We the People, in order to form a more perfect union, establish justice, ensure domestic tranquillity, provide for the common defense, promote the general welfare, and secure the blessings of liberty to ourselves and our posterity, do ordain and establish this Constitution for the United States of America.

We have not always lived up to the promise of that sentence.  Sometimes, our failure to live up to it has been spectacular.  But I prefer to think of our history as being one in which we push out the frontiers of freedom, little by little.

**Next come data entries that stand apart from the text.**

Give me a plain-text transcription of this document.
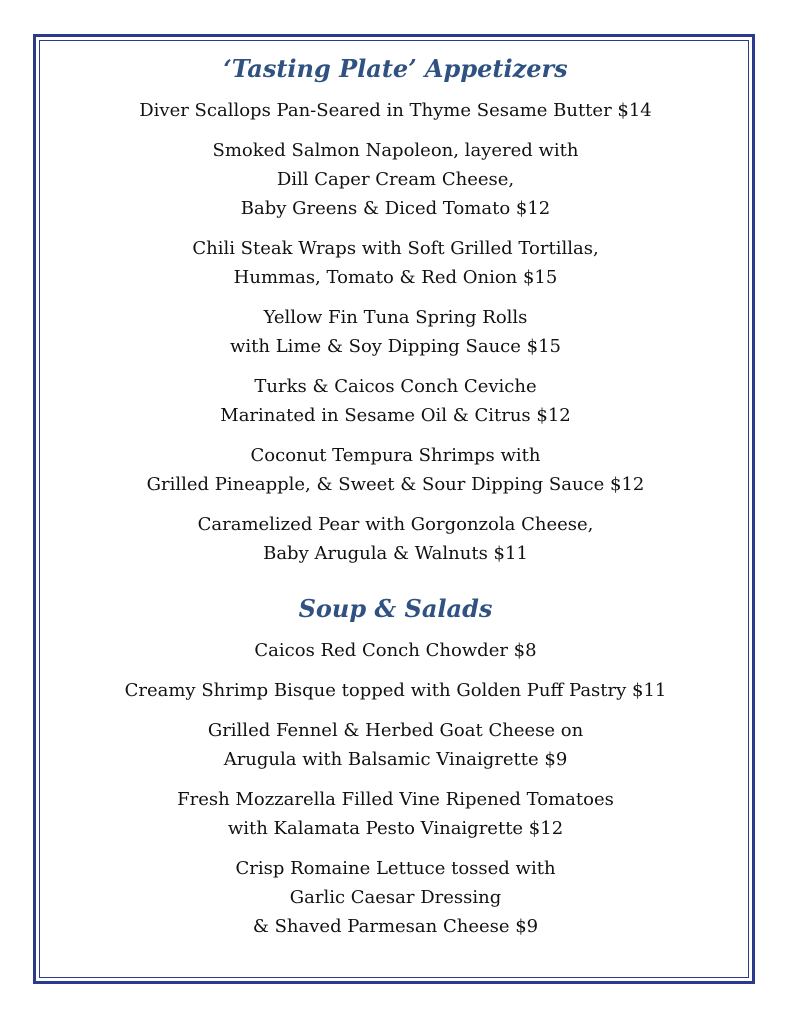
‘Tasting Plate’ Appetizers
Diver Scallops Pan-Seared in Thyme Sesame Butter $14
Smoked Salmon Napoleon, layered with
Dill Caper Cream Cheese,
Baby Greens & Diced Tomato $12
Chili Steak Wraps with Soft Grilled Tortillas,
Hummas, Tomato & Red Onion $15
Yellow Fin Tuna Spring Rolls
with Lime & Soy Dipping Sauce $15
Turks & Caicos Conch Ceviche
Marinated in Sesame Oil & Citrus $12
Coconut Tempura Shrimps with
Grilled Pineapple, & Sweet & Sour Dipping Sauce $12
Caramelized Pear with Gorgonzola Cheese,
Baby Arugula & Walnuts $11
Soup & Salads
Caicos Red Conch Chowder $8
Creamy Shrimp Bisque topped with Golden Puff Pastry $11
Grilled Fennel & Herbed Goat Cheese on
Arugula with Balsamic Vinaigrette $9
Fresh Mozzarella Filled Vine Ripened Tomatoes
with Kalamata Pesto Vinaigrette $12
Crisp Romaine Lettuce tossed with
Garlic Caesar Dressing
& Shaved Parmesan Cheese $9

In some ways, we're still doing that.  There is a growing recognition in this country of homosexual rights, and although there are battles to fight on that front, the ending is plain to see.  But we also seem to have forgotten that our government was set up not merely to secure our liberty but also to secure the blessings of that liberty for present and future Americans.  It means nothing to be free if that freedom cannot be enjoyed because of hunger or homelessness.  It means nothing to be free if you are forced by hard economic times into an ever-decreasing set of rewards for an ever-increasing work schedule.

It means nothing to be free if you have no realistic hope for a better life.

When wealth is increasingly concentrated among the few; when that wealth is seen as, and protected as, speech; when arguments are made in favor of treating corporations the same as living, breathing people; when one party has become so embittered at its losing share in elections that it grinds the entire lawmaking process to a halt and cynically focuses its efforts on depriving minorities of their vote; then it becomes reasonable to question what exactly our brave men and women in uniform are fighting and dying for.

If we aren't still dedicated to promoting the general welfare, what's the point? 

What we choose to do with this thing that so many Americans have fought and died to protect is our living memorial to their sacrifice.  So unless you are prepared to hold your representatives accountable to our most important promise, keep to yourself your platitudes about remembering those who died in war.  Words mean nothing in the end.